The club sits within a strong Perth club network on and around the Swan River. Its larger, historic neighbours include Royal Perth Yacht Club and Royal Freshwater Bay Yacht Club further down the river, both keelboat-focused clubs that NYC sailors regularly encounter at combined regattas and class championships around the water.

Following the club

Nedlands Yacht Club publishes its racing calendar, learn-to-sail intakes, results and membership details through its official website at nyc.org.au. For the setting, see our guide to sailing in Perth and Fremantle, and if you are new to the vocabulary of the sport, the sailing terms glossary is a good place to start.

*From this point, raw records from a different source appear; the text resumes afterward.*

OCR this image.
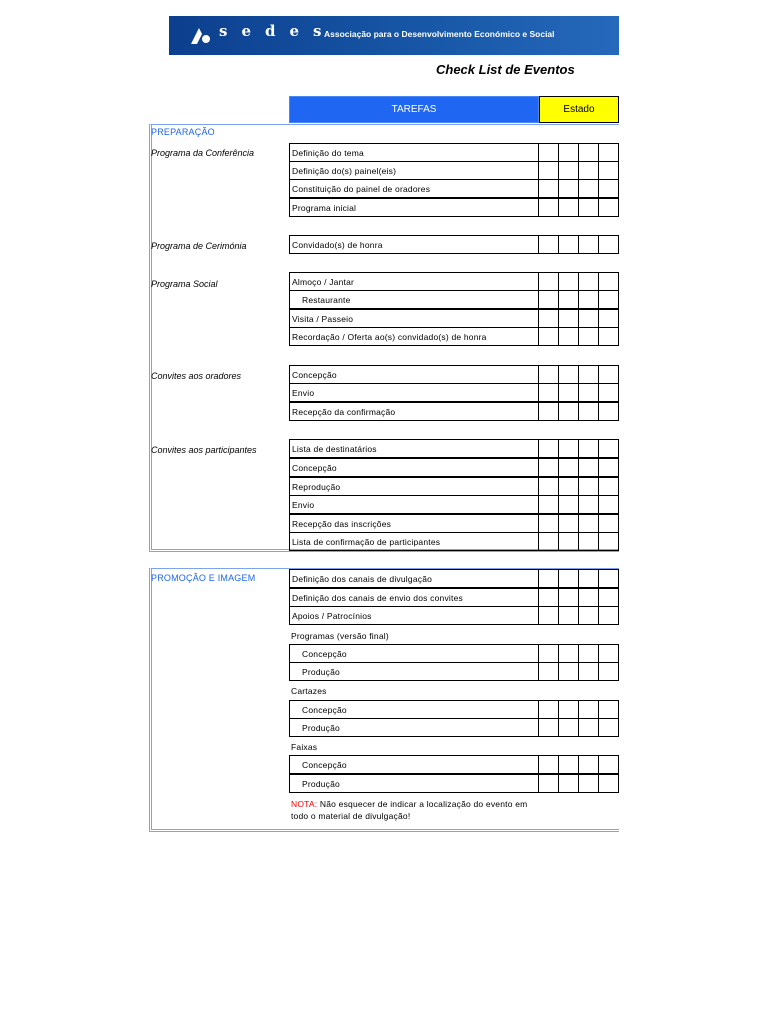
sedes
Associação para o Desenvolvimento Económico e Social
Check List de Eventos
TAREFAS	Estado
PREPARAÇÃO
Programa da Conferência
Programa de Cerimónia
Programa Social
Convites aos oradores
Convites aos participantes
Definição do tema
Definição do(s) painel(eis)
Constituição do painel de oradores
Programa inicial
Convidado(s) de honra
Almoço / Jantar
Restaurante
Visita / Passeio
Recordação / Oferta ao(s) convidado(s) de honra
Concepção
Envio
Recepção da confirmação
Lista de destinatários
Concepção
Reprodução
Envio
Recepção das inscrições
Lista de confirmação de participantes
PROMOÇÃO E IMAGEM	Definição dos canais de divulgação
Definição dos canais de envio dos convites
Apoios / Patrocínios
Programas (versão final)
Concepção
Produção
Cartazes
Concepção
Produção
Faixas
Concepção
Produção
NOTA: Não esquecer de indicar a localização do evento em todo o material de divulgação!
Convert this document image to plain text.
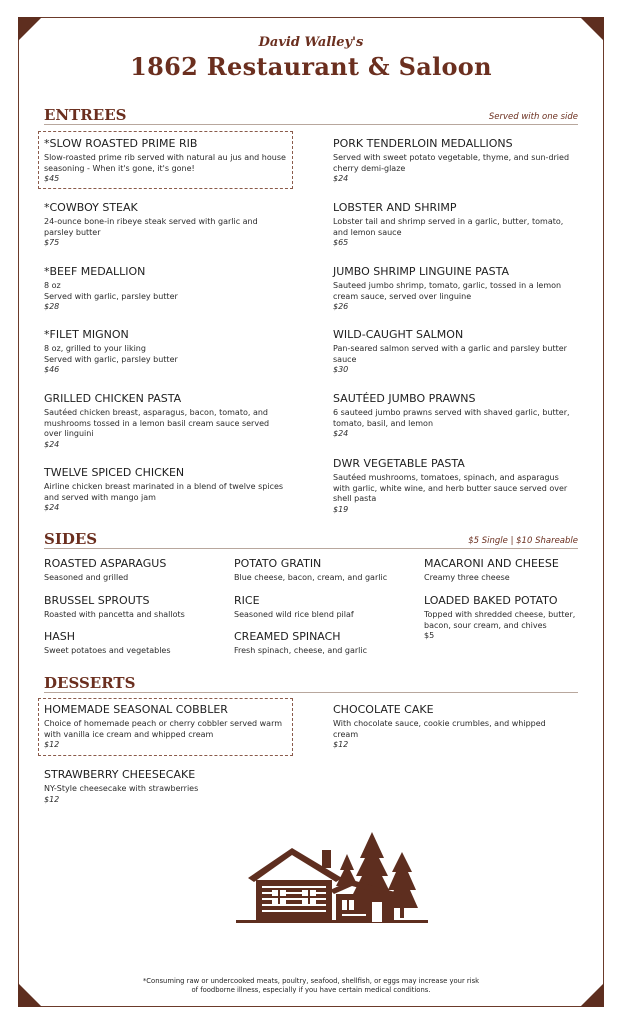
David Walley's
1862 Restaurant & Saloon
ENTREES	Served with one side
*SLOW ROASTED PRIME RIB
Slow-roasted prime rib served with natural au jus and house seasoning - When it's gone, it's gone!
$45
*COWBOY STEAK
24-ounce bone-in ribeye steak served with garlic and parsley butter
$75
*BEEF MEDALLION
8 oz
Served with garlic, parsley butter
$28
*FILET MIGNON
8 oz, grilled to your liking
Served with garlic, parsley butter
$46
GRILLED CHICKEN PASTA
Sautéed chicken breast, asparagus, bacon, tomato, and mushrooms tossed in a lemon basil cream sauce served over linguini
$24
TWELVE SPICED CHICKEN
Airline chicken breast marinated in a blend of twelve spices and served with mango jam
$24
PORK TENDERLOIN MEDALLIONS
Served with sweet potato vegetable, thyme, and sun-dried cherry demi-glaze
$24
LOBSTER AND SHRIMP
Lobster tail and shrimp served in a garlic, butter, tomato, and lemon sauce
$65
JUMBO SHRIMP LINGUINE PASTA
Sauteed jumbo shrimp, tomato, garlic, tossed in a lemon cream sauce, served over linguine
$26
WILD-CAUGHT SALMON
Pan-seared salmon served with a garlic and parsley butter sauce
$30
SAUTÉED JUMBO PRAWNS
6 sauteed jumbo prawns served with shaved garlic, butter, tomato, basil, and lemon
$24
DWR VEGETABLE PASTA
Sautéed mushrooms, tomatoes, spinach, and asparagus with garlic, white wine, and herb butter sauce served over shell pasta
$19
SIDES	$5 Single | $10 Shareable
ROASTED ASPARAGUS
Seasoned and grilled
BRUSSEL SPROUTS
Roasted with pancetta and shallots
HASH
Sweet potatoes and vegetables
POTATO GRATIN
Blue cheese, bacon, cream, and garlic
RICE
Seasoned wild rice blend pilaf
CREAMED SPINACH
Fresh spinach, cheese, and garlic
MACARONI AND CHEESE
Creamy three cheese
LOADED BAKED POTATO
Topped with shredded cheese, butter, bacon, sour cream, and chives
$5
DESSERTS
HOMEMADE SEASONAL COBBLER
Choice of homemade peach or cherry cobbler served warm with vanilla ice cream and whipped cream
$12
STRAWBERRY CHEESECAKE
NY-Style cheesecake with strawberries
$12
CHOCOLATE CAKE
With chocolate sauce, cookie crumbles, and whipped cream
$12
*Consuming raw or undercooked meats, poultry, seafood, shellfish, or eggs may increase your risk
of foodborne illness, especially if you have certain medical conditions.
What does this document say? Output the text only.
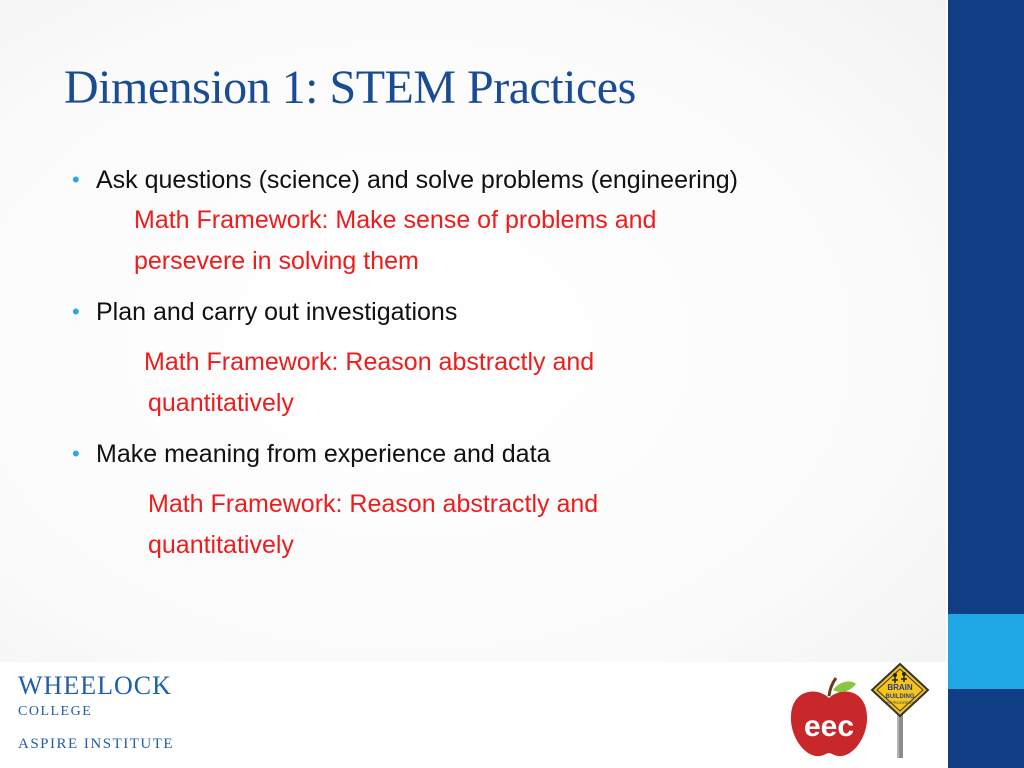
Dimension 1: STEM Practices
• Ask questions (science) and solve problems (engineering)
Math Framework: Make sense of problems and
persevere in solving them
• Plan and carry out investigations
Math Framework: Reason abstractly and
quantitatively
• Make meaning from experience and data
Math Framework: Reason abstractly and
quantitatively
WHEELOCK
COLLEGE
ASPIRE INSTITUTE
eec
BRAIN
BUILDING
IN PROGRESS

Frequently asked questions

Where is Nedlands Yacht Club?
The club is on the foreshore of the Swan River at Nedlands, in Perth's western suburbs, a short distance up-river from the city. It is an off-the-beach club, launching straight off the sand into the river from a site backed by wide reticulated lawn.
When was Nedlands Yacht Club founded?
The club was formed in 1952 at a meeting of members who had broken away from the Mounts Bay Yacht Club. It first operated from the up-river side of Nedlands Jetty, and members built the club's early premises themselves through the 1950s.
What classes sail at Nedlands Yacht Club?
Nedlands is home to beach-launched catamarans, off-the-beach dinghies and trailable yachts. The club has a long history with catamarans in particular, having been an early adopter of the type, and it runs its learn-to-sail courses in Pacer dinghies.
Does Nedlands Yacht Club run learn-to-sail courses?
Yes. Training is a defining part of the club, which was the first in Australia to be recognised as an Authorised Training Centre in the early 1980s. It runs regular courses for novice sailors several times a season, typically over consecutive Sunday mornings between October and April.